Roller coaster
Oui, je suis d’accord avec toi. La vie c’est
par moment comme un parcours de montagnes Russes. Il faut bien se tenir. Mettre
sa ceinture. Se cramponner. Ca monte. Ca descend. On a l’impression de perdre
le contrôle. En fait on l’a déjà perdu. Dès le début du parcours. Ce qui est
sûr c’est qu’on va toujours de l’avant. Ca peut reculer un peu, parfois, mais
ça repart. Il faut « juste » avoir le cœur bien accroché, dans ces
moments là. Dans ces moments là, justement, le cœur, il ne sait plus trop où il
en est. C’est un de ces moments de la vie là, les montagnes Russes. On n’a pas forcément demandé un ticket pour y
monter mais on se retrouve dedans, comme ça d’un coup. Je m’en souviens encore. On ne peut pas faire grand-chose contre la
vitesse, ni contre les montées, ni contre les descentes. On vit à un rythme
imposé. On se dit qu’on vit et que c’est déjà bien. On se dit qu’on ressent
quelque chose et que c’est déjà ça. Ce n’est pas agréable mais c’est là. Comme
un signe. On se demande ce qui nous a poussé là-dedans. On se demande pourquoi.

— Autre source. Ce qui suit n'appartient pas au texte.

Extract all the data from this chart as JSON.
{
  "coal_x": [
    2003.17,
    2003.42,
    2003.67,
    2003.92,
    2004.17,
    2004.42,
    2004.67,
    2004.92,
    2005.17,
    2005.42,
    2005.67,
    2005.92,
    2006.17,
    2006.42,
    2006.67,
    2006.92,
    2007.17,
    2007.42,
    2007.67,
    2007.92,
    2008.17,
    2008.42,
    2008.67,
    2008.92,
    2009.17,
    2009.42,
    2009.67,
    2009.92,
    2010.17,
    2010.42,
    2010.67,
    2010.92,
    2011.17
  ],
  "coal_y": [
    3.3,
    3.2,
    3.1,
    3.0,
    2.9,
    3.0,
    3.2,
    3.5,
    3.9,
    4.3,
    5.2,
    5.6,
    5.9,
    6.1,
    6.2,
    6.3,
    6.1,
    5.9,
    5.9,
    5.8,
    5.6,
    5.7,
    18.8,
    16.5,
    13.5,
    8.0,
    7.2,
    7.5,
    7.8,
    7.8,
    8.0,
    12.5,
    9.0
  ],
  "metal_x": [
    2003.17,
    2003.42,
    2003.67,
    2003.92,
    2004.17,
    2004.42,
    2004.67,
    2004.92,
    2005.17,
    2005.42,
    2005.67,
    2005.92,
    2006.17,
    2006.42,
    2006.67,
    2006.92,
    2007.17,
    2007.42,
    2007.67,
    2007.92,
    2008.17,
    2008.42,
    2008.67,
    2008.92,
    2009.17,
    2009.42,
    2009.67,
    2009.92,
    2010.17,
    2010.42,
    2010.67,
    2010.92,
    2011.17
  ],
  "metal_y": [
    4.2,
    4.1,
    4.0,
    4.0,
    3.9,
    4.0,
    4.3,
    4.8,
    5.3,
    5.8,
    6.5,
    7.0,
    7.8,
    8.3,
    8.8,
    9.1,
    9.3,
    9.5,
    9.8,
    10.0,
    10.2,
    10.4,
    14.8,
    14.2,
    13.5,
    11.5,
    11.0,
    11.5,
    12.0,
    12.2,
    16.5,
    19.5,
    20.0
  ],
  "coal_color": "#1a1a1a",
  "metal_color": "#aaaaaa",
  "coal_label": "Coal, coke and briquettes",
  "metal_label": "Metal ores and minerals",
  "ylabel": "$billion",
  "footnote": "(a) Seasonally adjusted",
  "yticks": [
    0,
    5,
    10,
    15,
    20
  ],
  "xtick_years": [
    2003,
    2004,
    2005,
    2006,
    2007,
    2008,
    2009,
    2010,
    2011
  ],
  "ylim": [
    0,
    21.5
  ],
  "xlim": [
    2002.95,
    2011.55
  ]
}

Mais peut-être qu’il n’y en a pas. De pourquoi. On se demande beaucoup de
choses. On sert les poings sans faire attention, et on lâche la barre. On finit
par ne plus croire en l’autre. En les autres. On doute. On ne fait plus
confiance. On ne fait même plus confiance à soi-même. On se dit qu’on a bien dû
faire quelque chose pour « mériter » ça. Le mot faute fait son
apparition. Mais il n’existe pas de parcours sans faute. Les fautes, elles nous
aident à avancer, finalement. Elles font partie de l’apprentissage, de la vie,
du parcours. Les montagnes russes aussi en font partie. On ne sait même plus
confiance. On ne sait plus trop. On ne s’aime même plus trop. On finit par
douter de soi. Impuissant sur ce chemin imposé. On aimerait se poser. Le bouton
pause a disparu. Il n’a jamais existé. Ce parcours on n’en veut pas. Mais il ne
faut pas s’en vouloir. Il faut s’accrocher à la barre et regarder un peu
autour. Car, sur le chemin il y a quand même des mains qui se tendent. C’est à
nous de choisir de les saisir. Il y a quand même des sourires à récolter sur ce
chemin sinueux. Et, il n’y a rien de mieux que de compter la vies en sourires plutôt qu’en larmes.